$N(p)$ can grow to $\infty$ however fast. Indeed, let $g\colon(0,\infty)\to(1,\infty)$ be any (say) strictly increasing continuous function, with $g(\infty-)=\infty$.
We want to show that for some nonnegative function $f$ such that $f\in L^p$ for all $p>0$ we have
\begin{equation*}
N(p)\ge g(p). \tag{1}\label{1}
\end{equation*}
Note that
\begin{equation*}
G(p):=g(p)^p>1
\end{equation*}
is also strictly increasing and continuous in $p$. Let
\begin{equation*}
h_p:=\frac1{G(p)}\in(0,1)
\end{equation*}
and
\begin{equation*}
a(x):=\frac2{G^{-1}(1/x)};
\end{equation*}
everywhere here, by default, $x\in(0,1)$.

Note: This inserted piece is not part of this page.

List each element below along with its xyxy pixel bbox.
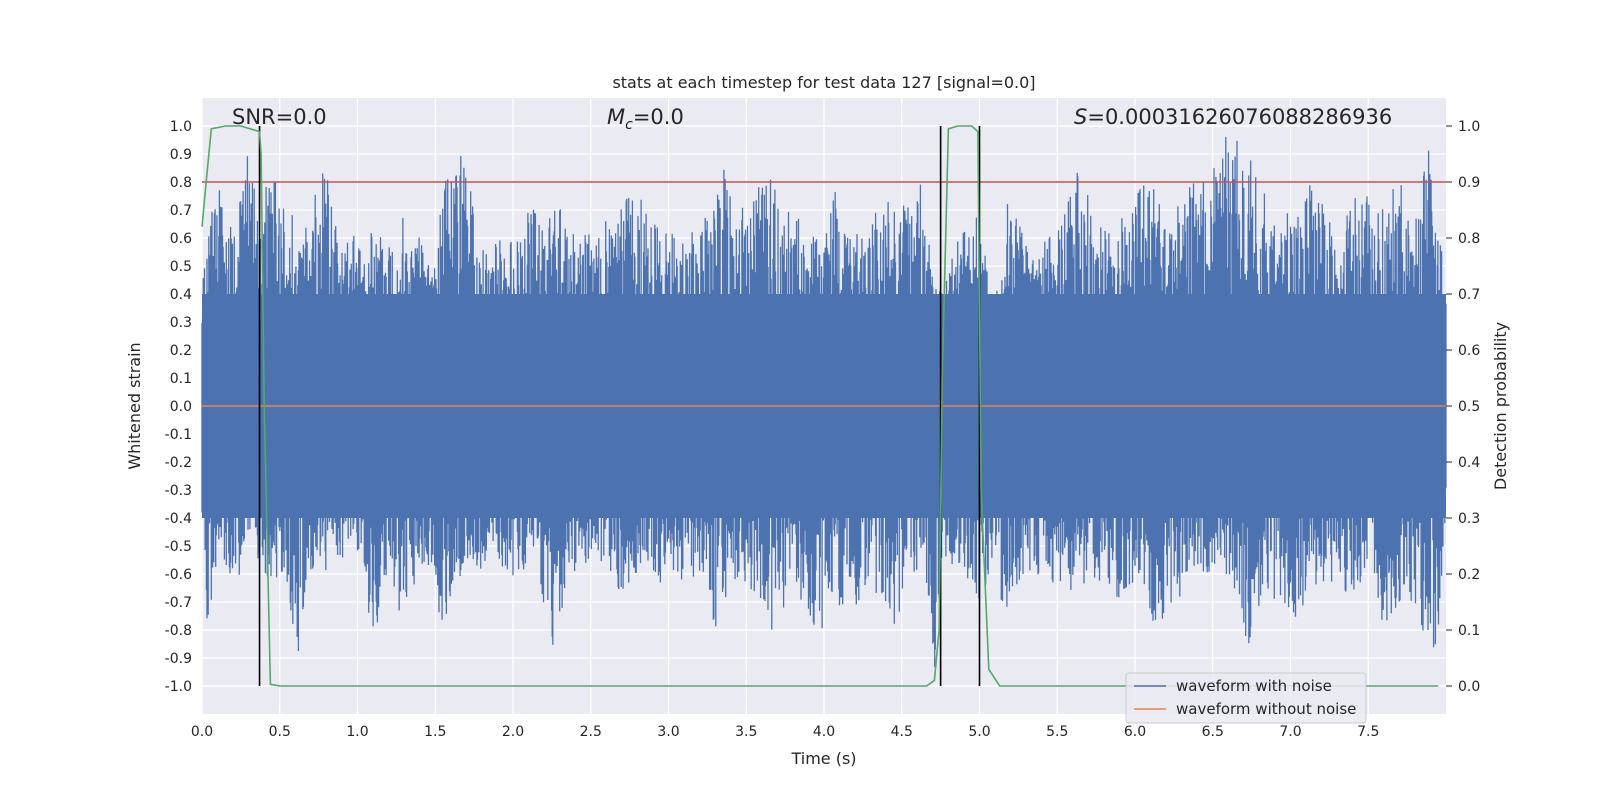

Note that $a(x)\downarrow0$ as $x\downarrow0$.
Moreover, the condition that $g$ is increasing means exactly that
\begin{equation*}
b(x):=a(x)\ln\tfrac1x
\end{equation*}
is decreasing in $x$.
Letting now \begin{equation*} f(x):=x^{-a(x)}=e^{b(x)} \end{equation*} and recalling that $a(x)\downarrow0$ as $x\downarrow0$, for each real $p>0$ we have $f(x)^p\le x^{-1/2}$ for all $x$ in a right neighborhood of $0$. Also, $f$ is bounded outside any right neighborhood of $0$. So, $f\in L^p$ for all $p>0$.
On the other hand, recalling that $b$ is decreasing, we have \begin{equation*} N(p)^p\ge \int_0^{h_p} f^p =\int_0^{h_p} e^{pb(x)}\,dx \ge h_p e^{pb(h_p)}=1/h_p=G(p)=g(p)^p, \end{equation*} so that \eqref{1} follows, as desired.